Nicht „FÜR die Hinterbliebenen gestalten“ sollte hier im Vordergrund stehen, sondern deren Ermutigung und Unterstützung, damit sie Zugang zu ihren eigenen Wünschen und Vorstellungen finden.

Eltern-Kind-Zeit „Am und ums Pferd“ für Kinder mit und ohne besondere Bedürfnisse

Hier lernen Kinder spielerisch den Umgang mit Pferden kennen und können – ganz nach den eigenen Bedürfnissen – die Zeit mit Tieren genießen. Vom Pferd getragen zu werden und gemeinsam kleine Abenteuer zu erleben regt ihre Phantasie an und stärkt ihr Selbstwertgefühl. Gemeinsam mit anderen Kindern können sie spielen, die Natur entdecken und Spaß haben.

 

Mama oder Papa werden aktiv in das Geschehen eingebunden: für sie bietet das Regenbogental eine entspannte Zeit mit ihren Kindern und den Tieren in der Natur. Sie können gemeinsam Neues ausprobieren, die Seele baumeln lassen und Kraft tanken. Der Austausch mit anderen Eltern und die gemeinsamen Erlebnisse schaffen spannende Impulse für die eigene Familie.

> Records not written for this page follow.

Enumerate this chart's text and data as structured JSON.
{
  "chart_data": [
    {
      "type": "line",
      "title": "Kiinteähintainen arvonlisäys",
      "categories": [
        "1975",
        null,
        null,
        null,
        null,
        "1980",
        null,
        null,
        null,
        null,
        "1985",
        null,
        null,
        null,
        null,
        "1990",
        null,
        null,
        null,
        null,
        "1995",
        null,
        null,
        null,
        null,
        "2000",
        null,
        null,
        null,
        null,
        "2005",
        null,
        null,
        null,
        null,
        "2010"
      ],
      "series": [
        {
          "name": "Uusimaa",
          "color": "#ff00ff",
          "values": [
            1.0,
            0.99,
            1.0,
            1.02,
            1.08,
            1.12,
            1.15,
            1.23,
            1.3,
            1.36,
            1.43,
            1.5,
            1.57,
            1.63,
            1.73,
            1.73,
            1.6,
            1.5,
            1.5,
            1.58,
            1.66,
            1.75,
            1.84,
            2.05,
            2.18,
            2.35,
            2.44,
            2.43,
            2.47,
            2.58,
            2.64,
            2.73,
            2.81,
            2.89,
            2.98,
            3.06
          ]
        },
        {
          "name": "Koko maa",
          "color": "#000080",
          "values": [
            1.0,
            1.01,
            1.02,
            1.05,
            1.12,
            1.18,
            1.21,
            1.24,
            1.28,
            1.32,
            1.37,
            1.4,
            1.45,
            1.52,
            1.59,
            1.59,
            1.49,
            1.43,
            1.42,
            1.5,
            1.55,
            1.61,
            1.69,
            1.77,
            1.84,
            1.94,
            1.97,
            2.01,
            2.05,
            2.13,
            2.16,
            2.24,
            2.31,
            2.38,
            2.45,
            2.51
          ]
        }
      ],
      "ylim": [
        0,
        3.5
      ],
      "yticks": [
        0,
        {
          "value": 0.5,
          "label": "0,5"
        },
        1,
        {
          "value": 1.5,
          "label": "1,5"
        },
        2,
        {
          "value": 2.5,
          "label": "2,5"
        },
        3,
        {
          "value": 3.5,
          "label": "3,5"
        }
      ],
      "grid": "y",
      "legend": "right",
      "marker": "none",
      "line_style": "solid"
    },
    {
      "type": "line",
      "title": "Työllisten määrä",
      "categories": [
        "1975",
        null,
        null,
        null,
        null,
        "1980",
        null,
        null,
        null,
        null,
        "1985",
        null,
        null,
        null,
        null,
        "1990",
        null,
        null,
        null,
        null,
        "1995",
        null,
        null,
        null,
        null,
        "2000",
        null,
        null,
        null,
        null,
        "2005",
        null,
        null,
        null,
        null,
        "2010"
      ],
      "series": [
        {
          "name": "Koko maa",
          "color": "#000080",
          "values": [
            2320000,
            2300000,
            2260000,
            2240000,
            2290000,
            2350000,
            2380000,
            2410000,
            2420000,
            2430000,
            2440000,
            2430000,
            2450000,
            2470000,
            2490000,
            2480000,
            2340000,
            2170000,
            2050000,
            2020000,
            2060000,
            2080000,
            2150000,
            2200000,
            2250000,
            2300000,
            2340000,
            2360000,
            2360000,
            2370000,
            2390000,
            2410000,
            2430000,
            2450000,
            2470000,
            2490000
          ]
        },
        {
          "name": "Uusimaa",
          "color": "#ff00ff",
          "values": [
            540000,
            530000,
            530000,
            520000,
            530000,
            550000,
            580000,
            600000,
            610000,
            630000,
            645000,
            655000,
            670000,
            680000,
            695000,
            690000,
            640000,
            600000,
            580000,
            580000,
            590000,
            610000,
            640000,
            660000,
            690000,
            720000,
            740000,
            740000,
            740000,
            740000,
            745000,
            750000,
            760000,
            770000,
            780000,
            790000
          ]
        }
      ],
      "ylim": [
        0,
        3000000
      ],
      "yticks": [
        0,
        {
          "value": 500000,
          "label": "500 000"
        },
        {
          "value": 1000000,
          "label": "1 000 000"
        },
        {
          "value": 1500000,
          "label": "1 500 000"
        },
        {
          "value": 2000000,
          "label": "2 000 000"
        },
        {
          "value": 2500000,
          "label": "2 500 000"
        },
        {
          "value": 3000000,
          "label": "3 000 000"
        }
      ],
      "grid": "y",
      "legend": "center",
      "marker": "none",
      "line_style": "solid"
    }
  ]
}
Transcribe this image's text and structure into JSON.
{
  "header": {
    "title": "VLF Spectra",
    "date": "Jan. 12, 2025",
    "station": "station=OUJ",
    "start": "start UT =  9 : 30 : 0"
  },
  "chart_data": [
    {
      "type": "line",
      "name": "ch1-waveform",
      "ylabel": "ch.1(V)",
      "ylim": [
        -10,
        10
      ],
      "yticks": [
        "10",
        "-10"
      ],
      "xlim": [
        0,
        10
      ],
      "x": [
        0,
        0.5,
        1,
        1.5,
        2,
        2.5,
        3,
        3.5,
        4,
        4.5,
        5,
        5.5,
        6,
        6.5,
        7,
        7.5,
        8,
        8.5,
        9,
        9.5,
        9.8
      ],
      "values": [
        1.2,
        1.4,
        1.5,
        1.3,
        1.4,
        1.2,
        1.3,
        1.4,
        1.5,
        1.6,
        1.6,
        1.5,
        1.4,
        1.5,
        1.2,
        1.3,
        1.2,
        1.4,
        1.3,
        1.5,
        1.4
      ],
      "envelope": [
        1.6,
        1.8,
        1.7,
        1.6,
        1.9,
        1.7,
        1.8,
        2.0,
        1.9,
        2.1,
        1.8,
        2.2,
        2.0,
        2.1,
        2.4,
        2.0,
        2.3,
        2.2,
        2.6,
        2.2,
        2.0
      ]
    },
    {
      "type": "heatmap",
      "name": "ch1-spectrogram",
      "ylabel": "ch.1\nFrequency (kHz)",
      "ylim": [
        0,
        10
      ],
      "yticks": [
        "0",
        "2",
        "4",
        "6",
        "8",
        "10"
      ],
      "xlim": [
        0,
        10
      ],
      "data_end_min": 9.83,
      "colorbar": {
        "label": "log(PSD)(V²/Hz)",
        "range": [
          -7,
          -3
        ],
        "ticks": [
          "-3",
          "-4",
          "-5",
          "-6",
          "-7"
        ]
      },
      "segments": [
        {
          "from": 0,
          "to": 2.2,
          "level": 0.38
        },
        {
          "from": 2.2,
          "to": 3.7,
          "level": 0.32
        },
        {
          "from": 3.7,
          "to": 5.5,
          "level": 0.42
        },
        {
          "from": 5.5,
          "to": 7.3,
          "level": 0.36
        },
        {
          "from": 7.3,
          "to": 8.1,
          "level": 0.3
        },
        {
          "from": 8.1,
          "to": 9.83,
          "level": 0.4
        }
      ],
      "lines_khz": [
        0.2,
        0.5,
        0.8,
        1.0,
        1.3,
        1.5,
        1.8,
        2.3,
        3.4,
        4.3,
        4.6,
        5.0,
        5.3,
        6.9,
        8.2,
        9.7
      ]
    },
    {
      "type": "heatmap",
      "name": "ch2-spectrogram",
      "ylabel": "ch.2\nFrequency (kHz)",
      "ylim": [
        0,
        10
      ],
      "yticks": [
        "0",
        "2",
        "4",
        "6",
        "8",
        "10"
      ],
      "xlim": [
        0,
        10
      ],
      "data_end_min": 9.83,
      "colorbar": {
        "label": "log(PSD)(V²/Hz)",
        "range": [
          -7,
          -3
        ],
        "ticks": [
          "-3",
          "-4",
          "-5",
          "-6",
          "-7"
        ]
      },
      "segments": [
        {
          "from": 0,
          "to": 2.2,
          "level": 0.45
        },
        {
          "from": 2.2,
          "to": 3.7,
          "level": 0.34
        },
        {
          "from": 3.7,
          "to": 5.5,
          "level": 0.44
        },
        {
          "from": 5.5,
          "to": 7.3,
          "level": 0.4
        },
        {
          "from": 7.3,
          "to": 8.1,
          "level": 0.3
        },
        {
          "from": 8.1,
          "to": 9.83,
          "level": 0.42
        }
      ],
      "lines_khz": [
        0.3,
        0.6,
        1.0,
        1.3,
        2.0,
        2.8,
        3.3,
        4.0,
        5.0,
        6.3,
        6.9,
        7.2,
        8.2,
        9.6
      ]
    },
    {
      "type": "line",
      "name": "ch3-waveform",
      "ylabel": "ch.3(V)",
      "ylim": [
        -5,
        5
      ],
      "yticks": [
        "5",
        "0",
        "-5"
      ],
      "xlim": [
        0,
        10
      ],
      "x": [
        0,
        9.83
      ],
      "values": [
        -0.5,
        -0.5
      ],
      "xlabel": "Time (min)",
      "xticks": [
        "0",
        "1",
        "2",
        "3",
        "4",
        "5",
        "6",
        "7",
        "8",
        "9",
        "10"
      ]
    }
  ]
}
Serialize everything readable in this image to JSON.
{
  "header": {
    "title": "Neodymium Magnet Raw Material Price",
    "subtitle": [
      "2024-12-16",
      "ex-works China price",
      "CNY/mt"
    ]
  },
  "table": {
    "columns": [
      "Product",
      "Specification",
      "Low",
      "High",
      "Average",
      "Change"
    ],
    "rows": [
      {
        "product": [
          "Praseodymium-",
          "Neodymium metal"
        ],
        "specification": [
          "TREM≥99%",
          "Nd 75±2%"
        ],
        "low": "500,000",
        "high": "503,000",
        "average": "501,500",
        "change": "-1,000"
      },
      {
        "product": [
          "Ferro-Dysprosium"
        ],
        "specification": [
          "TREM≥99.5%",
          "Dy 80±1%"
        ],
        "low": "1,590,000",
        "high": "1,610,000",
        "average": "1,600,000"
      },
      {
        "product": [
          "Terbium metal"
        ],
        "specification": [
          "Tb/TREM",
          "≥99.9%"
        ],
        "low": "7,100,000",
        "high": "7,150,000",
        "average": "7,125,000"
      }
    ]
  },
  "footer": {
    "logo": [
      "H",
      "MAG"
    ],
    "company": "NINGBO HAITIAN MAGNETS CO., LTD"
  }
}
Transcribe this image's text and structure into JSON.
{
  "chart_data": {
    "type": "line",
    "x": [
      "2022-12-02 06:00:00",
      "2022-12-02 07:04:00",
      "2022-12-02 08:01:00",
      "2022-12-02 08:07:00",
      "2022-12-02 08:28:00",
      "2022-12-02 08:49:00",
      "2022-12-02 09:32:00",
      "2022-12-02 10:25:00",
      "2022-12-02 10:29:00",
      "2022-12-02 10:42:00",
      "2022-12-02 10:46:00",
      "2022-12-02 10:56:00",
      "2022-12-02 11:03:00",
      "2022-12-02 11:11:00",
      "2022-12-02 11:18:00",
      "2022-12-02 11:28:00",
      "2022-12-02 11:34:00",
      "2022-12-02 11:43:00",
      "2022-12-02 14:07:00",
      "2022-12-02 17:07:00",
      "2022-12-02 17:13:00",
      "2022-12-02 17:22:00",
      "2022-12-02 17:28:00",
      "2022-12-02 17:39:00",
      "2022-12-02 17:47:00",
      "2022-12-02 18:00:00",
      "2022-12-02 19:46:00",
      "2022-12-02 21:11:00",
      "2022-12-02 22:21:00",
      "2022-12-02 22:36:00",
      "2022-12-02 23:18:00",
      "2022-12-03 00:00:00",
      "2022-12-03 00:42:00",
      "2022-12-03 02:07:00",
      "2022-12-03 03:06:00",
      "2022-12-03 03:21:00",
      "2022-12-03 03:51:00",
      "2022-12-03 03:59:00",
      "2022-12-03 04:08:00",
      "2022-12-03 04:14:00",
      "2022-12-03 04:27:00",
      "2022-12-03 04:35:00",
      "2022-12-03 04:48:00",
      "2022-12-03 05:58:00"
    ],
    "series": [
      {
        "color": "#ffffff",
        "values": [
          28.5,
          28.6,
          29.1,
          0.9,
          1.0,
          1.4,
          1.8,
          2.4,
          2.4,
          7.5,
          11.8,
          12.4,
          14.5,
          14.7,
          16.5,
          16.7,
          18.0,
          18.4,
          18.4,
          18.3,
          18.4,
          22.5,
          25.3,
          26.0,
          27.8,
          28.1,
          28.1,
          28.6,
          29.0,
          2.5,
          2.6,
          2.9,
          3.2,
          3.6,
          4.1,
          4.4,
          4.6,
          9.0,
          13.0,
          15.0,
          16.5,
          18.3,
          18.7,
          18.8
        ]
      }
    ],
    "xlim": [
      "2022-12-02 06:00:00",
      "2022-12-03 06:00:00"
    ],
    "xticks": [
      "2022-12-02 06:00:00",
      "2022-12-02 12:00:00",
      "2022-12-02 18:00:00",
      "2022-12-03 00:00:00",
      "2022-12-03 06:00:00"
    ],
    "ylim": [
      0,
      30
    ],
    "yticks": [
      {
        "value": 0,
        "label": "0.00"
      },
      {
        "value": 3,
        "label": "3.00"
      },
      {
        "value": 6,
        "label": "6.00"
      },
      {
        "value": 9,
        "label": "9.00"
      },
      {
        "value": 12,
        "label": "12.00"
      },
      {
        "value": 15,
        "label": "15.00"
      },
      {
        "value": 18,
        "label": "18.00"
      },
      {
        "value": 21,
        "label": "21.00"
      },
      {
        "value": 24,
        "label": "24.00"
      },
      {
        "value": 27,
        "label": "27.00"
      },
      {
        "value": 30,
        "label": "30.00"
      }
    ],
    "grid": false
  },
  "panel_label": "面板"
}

Das alles könnt ihr in unserer Eltern-Kind Zeit erleben:

  • das Pferd nach Herzenslust streicheln, putzen und fürs Reiten vorbereiten
  • kleine Spaziergänge mit dem Pferd durch den Wald
  • auf dem Pferderücken (entweder alleine oder manchmal auch gemeinsam mit Mama oder Papa) reiten
  • Besuche bei unseren anderen Tieren (Kaninchen, Lamas oder Ziegen)
  • gemeinsam basteln und spielen
  • kleine Parcours-Übungen mit den Tieren

Unser Arbeitsfeld lebt von Vernetzung

Ein dichtes Netz zu schaffen und mögliche Anlaufstellen im Blick zu haben ist notwendig, um Betroffene adäquat aufzufangen. Wir bieten die Möglichkeit für die unterschiedlichsten Institutionen aus psychosozialen, pädagogischen, medizinischen und pflegerischen Bereichen, einen Vormittag oder ganzen Tag bei uns zu verbringen. Im Fokus der gemeinsamen Zeit steht der fachliche Austausch, hierbei sind Erfahrungsberichte besonders wertvoll. In einem weiteren Schritt hat das Team die Möglichkeit, unsere Angebote - Kunst- und Musiktherapie, tiergestützte Therapie, Körperarbeit - auszuprobieren und auf sich wirken zu lassen.

Dies gibt den KollegInnen aus anderen Institutionen einen Einblick in unsere Arbeit und es stärkt das Miteinander im eigenen Team.